My son is 8. We did start learning sign until he was 5. I kick myself now for waiting .....
thanks for your reply, the daycare has set aside most of the day for jsut me and her. they think I am doing really well with her. she is happy to see me, and gives me a hug when I leave or she does.
and she is starting to talk more!! I think she is feeling liek you said "empowered to communicate." she only uses a word here and there when she really wants something. sometimes she Doesn’t pronounce it properly, and when I say what? What? Say it again. She doesn’t and she walks away. I think that is almost frustrating to her, so I try my best to keep my ears open for the word and recognize it even if it is not pronounced properly. In the future we can work on that, but right now, just getting her to open her mouth and try is really good.

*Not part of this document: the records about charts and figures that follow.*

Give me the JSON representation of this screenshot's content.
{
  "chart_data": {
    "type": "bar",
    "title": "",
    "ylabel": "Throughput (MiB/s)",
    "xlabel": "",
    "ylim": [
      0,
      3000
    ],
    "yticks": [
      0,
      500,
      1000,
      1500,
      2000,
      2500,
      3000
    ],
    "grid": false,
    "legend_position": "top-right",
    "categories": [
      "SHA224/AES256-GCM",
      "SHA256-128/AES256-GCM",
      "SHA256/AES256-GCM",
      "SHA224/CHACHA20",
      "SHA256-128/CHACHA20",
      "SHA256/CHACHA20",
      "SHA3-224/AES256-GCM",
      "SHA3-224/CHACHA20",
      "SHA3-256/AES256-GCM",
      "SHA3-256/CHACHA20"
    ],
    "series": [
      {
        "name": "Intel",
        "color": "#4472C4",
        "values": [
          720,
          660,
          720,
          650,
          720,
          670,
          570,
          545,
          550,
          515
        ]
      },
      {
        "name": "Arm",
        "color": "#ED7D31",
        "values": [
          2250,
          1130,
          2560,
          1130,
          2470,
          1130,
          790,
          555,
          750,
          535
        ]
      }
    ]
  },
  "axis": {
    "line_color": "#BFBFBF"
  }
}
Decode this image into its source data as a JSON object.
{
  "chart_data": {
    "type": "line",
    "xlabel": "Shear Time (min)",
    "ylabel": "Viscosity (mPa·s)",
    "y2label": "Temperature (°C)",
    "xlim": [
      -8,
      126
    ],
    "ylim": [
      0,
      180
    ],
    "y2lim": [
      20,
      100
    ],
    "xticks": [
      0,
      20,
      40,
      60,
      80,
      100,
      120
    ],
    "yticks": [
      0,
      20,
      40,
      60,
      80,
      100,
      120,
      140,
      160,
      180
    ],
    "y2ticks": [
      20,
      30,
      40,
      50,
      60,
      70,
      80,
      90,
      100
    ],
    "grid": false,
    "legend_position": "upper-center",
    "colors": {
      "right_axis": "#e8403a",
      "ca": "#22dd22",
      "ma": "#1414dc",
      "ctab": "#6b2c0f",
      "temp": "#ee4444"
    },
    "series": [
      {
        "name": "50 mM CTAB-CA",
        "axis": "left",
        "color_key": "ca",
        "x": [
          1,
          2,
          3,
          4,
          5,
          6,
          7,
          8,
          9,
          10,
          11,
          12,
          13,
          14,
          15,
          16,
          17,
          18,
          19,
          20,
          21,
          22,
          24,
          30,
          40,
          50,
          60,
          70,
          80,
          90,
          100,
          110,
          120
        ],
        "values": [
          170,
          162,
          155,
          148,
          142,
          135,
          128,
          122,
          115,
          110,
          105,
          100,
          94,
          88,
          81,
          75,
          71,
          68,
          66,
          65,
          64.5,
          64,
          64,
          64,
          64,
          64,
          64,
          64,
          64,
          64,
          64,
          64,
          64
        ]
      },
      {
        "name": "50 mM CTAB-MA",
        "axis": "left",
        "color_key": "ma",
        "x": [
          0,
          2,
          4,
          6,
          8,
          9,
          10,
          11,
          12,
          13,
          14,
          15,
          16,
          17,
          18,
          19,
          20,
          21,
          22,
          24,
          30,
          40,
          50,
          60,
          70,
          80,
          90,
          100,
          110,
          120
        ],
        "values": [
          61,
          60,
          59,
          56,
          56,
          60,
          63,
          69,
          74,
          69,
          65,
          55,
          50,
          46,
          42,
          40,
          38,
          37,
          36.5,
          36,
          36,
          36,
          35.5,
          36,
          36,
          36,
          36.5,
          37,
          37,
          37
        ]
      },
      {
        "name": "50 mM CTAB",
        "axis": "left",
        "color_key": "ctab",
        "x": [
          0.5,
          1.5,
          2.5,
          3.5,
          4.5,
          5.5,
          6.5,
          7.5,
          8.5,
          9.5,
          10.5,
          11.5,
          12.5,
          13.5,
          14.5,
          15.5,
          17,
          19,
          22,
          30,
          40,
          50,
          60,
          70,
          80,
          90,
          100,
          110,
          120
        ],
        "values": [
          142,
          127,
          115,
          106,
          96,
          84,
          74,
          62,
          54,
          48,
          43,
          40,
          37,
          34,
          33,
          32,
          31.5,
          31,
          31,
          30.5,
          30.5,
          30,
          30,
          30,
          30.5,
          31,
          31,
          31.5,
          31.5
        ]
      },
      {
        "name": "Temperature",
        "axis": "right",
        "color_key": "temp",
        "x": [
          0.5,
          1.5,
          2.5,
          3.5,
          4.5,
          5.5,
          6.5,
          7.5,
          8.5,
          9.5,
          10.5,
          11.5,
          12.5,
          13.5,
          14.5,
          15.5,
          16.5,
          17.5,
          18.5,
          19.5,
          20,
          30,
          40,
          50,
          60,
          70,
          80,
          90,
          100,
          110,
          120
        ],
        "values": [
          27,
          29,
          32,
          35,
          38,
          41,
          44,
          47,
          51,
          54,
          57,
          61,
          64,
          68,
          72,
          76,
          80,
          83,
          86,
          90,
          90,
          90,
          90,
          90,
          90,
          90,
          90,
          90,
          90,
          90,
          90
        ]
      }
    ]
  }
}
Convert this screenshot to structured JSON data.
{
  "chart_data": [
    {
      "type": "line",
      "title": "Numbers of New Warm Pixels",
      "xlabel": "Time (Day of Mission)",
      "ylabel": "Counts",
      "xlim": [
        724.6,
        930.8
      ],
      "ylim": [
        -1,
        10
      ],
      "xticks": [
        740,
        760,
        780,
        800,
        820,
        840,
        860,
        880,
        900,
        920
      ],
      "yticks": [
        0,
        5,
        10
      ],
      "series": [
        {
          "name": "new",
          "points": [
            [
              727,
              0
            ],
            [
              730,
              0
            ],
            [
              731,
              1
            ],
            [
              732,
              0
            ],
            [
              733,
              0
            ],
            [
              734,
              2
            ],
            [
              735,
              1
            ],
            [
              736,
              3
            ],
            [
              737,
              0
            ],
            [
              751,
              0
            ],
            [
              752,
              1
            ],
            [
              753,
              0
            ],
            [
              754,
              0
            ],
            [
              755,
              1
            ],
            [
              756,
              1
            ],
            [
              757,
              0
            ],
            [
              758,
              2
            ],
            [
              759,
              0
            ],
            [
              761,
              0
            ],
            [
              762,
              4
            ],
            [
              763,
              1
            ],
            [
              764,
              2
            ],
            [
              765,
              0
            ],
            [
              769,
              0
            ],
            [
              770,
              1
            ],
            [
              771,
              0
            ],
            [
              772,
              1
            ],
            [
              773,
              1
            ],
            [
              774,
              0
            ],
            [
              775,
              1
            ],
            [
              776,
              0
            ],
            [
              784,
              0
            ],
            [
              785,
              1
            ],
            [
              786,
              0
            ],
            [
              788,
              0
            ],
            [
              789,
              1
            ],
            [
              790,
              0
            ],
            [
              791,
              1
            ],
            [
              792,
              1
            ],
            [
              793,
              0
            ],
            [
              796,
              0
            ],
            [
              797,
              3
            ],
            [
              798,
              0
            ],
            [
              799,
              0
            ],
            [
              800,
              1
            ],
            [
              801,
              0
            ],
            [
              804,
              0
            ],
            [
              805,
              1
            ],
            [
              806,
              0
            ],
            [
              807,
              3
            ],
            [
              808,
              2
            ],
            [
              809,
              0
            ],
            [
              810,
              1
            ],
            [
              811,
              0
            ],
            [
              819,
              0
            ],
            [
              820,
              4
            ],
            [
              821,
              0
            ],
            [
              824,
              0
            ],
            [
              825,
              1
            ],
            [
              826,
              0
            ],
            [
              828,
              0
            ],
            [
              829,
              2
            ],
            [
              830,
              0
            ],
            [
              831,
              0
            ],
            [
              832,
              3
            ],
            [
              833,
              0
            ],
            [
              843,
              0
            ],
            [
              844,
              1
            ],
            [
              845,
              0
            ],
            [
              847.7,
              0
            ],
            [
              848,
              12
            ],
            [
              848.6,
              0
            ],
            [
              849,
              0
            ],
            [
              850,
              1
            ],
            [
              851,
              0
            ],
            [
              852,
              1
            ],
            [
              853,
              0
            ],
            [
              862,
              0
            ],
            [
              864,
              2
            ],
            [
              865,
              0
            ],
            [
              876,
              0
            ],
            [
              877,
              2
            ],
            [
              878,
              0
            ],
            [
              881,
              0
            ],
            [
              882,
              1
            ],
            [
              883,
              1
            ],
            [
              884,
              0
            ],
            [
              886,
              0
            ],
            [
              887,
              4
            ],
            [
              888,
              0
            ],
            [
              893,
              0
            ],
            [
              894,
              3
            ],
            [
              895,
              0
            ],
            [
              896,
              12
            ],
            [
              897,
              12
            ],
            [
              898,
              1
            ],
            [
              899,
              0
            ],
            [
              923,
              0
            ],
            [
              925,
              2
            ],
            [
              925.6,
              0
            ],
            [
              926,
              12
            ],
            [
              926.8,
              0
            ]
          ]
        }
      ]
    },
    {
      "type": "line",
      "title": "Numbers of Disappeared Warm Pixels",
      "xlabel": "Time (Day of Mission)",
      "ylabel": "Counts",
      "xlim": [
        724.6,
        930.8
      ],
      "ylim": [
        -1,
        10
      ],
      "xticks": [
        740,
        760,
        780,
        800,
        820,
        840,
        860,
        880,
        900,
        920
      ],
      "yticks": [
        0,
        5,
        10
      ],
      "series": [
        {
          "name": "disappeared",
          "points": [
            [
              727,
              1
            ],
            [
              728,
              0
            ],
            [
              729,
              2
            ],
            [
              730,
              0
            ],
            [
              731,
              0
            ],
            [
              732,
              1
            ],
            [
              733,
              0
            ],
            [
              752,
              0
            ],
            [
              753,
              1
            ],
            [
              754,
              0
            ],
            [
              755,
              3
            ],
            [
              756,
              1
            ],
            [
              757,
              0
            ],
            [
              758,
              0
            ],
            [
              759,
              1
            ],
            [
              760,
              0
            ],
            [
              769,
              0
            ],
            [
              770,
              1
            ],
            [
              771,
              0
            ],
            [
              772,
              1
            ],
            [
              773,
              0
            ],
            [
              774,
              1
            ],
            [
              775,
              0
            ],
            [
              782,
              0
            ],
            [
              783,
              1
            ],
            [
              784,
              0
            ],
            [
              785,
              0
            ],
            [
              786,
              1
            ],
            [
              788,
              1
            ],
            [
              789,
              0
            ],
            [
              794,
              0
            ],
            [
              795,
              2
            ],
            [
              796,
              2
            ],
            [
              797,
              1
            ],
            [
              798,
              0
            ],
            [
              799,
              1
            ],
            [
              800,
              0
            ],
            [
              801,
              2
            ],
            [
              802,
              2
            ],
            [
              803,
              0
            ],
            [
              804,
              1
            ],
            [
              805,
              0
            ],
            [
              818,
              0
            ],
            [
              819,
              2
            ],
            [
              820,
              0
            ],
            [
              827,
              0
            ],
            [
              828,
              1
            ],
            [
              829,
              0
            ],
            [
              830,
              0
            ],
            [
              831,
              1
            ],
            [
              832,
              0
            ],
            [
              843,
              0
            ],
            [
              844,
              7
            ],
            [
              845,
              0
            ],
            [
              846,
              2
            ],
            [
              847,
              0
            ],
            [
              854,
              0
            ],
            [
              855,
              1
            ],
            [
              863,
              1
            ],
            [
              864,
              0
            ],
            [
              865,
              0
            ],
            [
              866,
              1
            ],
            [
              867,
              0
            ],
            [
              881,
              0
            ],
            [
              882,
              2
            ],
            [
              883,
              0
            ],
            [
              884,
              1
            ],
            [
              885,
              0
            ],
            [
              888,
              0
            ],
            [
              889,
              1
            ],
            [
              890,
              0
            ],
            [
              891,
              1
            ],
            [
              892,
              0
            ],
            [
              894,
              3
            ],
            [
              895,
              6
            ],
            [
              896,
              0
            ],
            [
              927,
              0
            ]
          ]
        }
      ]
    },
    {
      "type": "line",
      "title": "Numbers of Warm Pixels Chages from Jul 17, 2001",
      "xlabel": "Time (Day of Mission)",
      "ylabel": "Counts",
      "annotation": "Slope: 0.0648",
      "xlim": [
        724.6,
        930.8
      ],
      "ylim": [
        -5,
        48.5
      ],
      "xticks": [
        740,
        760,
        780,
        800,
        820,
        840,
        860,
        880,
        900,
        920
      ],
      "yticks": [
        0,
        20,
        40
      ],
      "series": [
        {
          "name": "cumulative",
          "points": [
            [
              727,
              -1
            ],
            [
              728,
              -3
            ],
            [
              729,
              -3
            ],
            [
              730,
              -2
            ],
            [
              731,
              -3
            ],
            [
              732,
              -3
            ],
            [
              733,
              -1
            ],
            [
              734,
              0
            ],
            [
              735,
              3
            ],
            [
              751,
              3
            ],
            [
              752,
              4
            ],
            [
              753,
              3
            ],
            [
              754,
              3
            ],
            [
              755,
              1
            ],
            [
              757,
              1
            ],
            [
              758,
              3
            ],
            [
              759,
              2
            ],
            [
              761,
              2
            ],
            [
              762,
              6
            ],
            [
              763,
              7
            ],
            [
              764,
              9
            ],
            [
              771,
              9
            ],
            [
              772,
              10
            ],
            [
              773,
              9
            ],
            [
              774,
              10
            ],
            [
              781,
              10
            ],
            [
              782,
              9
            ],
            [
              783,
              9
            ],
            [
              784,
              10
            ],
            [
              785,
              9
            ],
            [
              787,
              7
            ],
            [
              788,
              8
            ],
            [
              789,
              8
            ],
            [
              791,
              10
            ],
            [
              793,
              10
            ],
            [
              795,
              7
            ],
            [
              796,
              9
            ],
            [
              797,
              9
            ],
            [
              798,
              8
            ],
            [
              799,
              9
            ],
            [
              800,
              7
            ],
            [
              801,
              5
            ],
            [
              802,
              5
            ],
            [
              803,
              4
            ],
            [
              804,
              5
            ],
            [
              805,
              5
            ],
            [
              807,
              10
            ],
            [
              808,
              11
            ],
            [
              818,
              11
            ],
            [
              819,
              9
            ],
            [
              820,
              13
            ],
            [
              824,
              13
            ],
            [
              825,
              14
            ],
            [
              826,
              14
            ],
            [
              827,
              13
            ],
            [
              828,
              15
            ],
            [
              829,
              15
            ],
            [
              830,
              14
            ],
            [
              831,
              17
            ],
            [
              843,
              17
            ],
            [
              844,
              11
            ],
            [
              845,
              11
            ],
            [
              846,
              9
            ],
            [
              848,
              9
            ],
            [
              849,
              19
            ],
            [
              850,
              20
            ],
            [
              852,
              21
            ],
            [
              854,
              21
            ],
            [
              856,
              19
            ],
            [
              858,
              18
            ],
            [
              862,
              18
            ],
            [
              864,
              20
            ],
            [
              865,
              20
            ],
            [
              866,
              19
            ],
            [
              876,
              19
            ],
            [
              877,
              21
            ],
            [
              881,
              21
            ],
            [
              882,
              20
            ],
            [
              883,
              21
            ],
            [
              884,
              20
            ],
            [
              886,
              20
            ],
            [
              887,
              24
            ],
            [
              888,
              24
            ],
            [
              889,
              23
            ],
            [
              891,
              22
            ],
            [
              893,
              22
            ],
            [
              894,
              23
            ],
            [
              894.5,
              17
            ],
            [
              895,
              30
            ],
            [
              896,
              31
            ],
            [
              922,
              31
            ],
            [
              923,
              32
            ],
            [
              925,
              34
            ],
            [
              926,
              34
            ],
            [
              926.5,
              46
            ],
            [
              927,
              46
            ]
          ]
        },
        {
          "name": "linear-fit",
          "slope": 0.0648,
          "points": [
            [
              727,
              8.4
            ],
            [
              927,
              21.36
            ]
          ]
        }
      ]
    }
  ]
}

Yesterday, when the children were leaving she would stand up from her toys, and wave and say bye to them. So I said go say bye, they cant see you, and she walked right up to the child and said bye!! But the child was too excited to really care that this was happening. I really wish the child paid more attention to it, and hugged her bye. this happend 2 times. I know they understand that she doesn’t talk well, so I hope I can get them to understand when she does, it is exciting and we need to be excited and talk to her too. I think I’m going to talk to the day care about that tomorrow. And maybe have a talk with the children, they are 3-5 so I think they can understand.